It’s been a productive couple of weeks for Softberry. The Mount Kisco, NY-based bioinformatics startup completed an annotation of the mouse genome draft now available through the University of California, Santa Cruz, Genome Browser and signed an exclusive distribution deal with CTC Laboratory Systems to market its product line in Japan.
Although Softberry has already secured several customers in the Japanese market through its own efforts, Valery Sagitov, the company’s president and founder, said the revenue-sharing distribution agreement would give Softberry “greatly increased share of the Japanese market in our overall sales.”
Sagitov said that CTC was strongly recommended by Softberry’s partner Lion Bioscience, who turned to the Tokyo-based firm to market its ArrayScout and BioScout products in Japan.
Softberry doesn’t spend much on advertising, Sagitov said. Instead, it relies on projects such as the UCSC mouse annotation to raise its visibility. The company also allows potential commercial users to test its products at its website before acquiring a license. Academic users have free access to Softberry’s tools.
Making its mouse annotation freely available on the UCSC browser (http://genome.ucsc.edu) may lose Softberry a few customers who might have otherwise purchased the tool to do it themselves, Sagitov acknowledged, “but the fact that people can use our data and verify it goes a long way in building the reputation of our company.”

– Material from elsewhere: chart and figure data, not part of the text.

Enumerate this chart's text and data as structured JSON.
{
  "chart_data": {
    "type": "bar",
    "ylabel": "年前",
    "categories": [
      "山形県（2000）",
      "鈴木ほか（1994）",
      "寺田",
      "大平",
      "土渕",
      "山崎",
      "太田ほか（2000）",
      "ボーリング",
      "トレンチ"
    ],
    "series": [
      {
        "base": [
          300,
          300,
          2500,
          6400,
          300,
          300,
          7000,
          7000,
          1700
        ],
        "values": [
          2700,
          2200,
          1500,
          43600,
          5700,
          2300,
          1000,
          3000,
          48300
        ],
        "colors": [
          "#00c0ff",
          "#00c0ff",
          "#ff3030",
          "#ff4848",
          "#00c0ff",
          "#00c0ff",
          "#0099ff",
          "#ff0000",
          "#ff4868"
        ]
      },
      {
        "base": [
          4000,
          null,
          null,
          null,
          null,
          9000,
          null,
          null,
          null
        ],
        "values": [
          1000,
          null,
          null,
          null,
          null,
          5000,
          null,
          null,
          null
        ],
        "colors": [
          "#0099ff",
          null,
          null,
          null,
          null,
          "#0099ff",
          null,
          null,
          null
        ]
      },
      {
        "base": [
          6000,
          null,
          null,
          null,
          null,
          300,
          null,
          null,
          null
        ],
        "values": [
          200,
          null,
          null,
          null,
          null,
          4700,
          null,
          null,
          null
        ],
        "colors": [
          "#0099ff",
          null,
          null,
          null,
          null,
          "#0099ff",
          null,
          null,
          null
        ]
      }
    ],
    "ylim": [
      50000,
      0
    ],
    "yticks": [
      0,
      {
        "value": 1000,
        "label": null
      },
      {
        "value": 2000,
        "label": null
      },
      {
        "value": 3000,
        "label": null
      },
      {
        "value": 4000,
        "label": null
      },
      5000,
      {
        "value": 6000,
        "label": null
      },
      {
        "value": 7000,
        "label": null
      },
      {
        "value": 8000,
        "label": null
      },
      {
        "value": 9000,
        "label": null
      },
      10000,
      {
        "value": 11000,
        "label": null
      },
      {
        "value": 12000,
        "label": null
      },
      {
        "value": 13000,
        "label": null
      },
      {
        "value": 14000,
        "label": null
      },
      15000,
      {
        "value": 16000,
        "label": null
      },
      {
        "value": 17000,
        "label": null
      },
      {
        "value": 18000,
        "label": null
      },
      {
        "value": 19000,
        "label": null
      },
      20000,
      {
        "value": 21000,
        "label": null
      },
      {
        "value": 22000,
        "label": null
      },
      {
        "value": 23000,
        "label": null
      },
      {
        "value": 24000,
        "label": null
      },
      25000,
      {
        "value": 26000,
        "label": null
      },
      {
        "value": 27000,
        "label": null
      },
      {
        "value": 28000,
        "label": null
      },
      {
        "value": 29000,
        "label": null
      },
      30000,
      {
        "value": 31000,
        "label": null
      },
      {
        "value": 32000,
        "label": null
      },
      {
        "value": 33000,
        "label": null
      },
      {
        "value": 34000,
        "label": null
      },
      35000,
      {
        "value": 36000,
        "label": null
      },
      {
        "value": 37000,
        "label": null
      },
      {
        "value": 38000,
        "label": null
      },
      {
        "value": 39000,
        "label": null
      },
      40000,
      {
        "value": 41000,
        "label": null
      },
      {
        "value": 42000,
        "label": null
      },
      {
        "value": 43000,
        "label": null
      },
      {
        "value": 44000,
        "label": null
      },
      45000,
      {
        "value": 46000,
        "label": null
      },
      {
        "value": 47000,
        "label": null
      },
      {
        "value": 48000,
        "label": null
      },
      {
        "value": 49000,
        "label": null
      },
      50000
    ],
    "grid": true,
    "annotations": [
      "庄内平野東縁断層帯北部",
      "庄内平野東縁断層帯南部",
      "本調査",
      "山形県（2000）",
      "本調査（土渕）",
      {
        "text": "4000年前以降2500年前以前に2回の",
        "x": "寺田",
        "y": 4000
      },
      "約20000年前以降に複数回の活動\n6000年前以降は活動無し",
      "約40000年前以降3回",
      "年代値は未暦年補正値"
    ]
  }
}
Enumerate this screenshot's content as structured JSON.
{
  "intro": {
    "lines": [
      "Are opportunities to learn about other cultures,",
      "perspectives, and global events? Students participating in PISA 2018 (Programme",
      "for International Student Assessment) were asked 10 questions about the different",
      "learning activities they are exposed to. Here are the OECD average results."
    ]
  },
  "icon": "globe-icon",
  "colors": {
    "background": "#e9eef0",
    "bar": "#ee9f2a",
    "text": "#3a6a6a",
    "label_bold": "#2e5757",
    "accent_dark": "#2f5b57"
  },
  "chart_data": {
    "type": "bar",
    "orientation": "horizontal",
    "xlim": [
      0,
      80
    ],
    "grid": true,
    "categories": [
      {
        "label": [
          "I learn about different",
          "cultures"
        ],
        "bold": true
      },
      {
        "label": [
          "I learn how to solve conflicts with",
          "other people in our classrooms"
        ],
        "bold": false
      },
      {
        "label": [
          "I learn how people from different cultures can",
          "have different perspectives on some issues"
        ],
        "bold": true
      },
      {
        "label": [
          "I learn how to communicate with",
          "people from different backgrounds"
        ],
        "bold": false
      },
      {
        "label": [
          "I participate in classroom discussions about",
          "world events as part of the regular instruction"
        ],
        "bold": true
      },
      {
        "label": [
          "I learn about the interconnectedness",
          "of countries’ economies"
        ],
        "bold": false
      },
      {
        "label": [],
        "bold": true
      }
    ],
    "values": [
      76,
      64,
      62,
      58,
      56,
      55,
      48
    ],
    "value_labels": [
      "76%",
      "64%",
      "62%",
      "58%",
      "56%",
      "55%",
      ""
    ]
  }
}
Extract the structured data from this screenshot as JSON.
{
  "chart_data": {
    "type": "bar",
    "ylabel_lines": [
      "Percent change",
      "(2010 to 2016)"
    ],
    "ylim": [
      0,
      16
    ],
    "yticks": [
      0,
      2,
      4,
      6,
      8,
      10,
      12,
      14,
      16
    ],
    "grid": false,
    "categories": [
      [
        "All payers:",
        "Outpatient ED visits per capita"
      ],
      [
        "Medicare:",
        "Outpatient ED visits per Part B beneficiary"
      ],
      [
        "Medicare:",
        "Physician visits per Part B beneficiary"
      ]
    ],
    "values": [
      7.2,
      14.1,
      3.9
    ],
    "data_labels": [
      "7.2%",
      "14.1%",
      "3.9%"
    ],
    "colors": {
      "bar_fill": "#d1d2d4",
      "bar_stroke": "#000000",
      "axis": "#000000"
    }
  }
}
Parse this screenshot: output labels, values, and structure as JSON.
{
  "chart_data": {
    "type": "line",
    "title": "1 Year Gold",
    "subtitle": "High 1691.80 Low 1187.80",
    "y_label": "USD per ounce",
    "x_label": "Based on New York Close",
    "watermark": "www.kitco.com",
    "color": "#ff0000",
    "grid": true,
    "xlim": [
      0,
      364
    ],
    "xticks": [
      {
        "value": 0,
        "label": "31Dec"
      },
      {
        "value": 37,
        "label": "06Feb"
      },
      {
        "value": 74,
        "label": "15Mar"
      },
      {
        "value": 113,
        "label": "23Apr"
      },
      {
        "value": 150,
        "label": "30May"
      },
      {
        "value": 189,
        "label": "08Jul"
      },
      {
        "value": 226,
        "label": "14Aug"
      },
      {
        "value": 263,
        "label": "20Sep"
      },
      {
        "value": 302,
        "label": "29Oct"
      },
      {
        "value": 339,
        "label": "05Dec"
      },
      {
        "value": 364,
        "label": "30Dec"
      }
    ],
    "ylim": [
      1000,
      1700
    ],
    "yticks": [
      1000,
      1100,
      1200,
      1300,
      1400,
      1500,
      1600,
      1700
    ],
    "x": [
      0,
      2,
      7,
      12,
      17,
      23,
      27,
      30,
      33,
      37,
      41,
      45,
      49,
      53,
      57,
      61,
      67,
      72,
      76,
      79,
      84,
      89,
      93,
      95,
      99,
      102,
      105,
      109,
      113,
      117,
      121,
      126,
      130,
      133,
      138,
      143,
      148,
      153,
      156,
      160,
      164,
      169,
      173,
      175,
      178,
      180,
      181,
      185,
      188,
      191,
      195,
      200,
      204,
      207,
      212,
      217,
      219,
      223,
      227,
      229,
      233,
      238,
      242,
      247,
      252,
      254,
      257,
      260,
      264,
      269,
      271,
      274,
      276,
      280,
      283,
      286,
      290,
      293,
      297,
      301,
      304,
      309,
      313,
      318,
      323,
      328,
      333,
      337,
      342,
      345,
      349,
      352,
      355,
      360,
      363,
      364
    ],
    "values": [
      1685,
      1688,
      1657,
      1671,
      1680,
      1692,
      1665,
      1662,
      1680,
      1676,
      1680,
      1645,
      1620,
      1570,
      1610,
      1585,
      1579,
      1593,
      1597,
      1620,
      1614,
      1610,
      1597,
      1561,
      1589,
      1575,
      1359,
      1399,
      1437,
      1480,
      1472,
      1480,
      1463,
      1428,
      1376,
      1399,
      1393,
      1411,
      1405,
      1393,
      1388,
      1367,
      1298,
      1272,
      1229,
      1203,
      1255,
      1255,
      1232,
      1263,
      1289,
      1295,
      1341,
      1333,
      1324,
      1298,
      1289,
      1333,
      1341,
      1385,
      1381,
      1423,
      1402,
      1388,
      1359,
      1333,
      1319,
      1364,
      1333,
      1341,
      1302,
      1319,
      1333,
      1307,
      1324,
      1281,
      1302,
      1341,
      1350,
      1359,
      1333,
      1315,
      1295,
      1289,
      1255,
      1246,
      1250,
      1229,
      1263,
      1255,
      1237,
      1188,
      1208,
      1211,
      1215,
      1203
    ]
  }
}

Softberry used its FGENESH++ software, a combination of several gene prediction tools, to find 35,650 genes in the mouse genome, of which 23,508 have homology with Refseq mRNAs or proteins from the non-redundant database, according to the company. In addition, Sagitov said, because the UCSC browser places the company’s results in the broader context of Genscan and Ensembl predictions as well as mRNA mapping and similar genes mapped from different organisms, “all that independent data can be used to judge the quality of our predictions.”
Genscan, for example, predicted about 101,000 genes, “of which a large fraction is, in our opinion, false positive predictions,” said Sagitov.
FGENESH++ first performs ab initio gene prediction using the hidden Markov model-based FGENESH program, then maps known EST/mRNA sequences from RefSeq using the ESTS_MAP program, and finally compares the homology of amino acid sequences of predicted gene products with a database of known proteins. The mouse genome took about three days to annotate on a Compaq Alpha processor, Sagitov said.
Softberry uses FGENESH++ for human genome annotation as new draft releases become available, and predicted human genes can be viewed in the company’s own genome browser at www.softberry. com/berry.phtml?topic=chrvis. The company expects to release a map of mouse-human syntenic regions on its website by the end of March.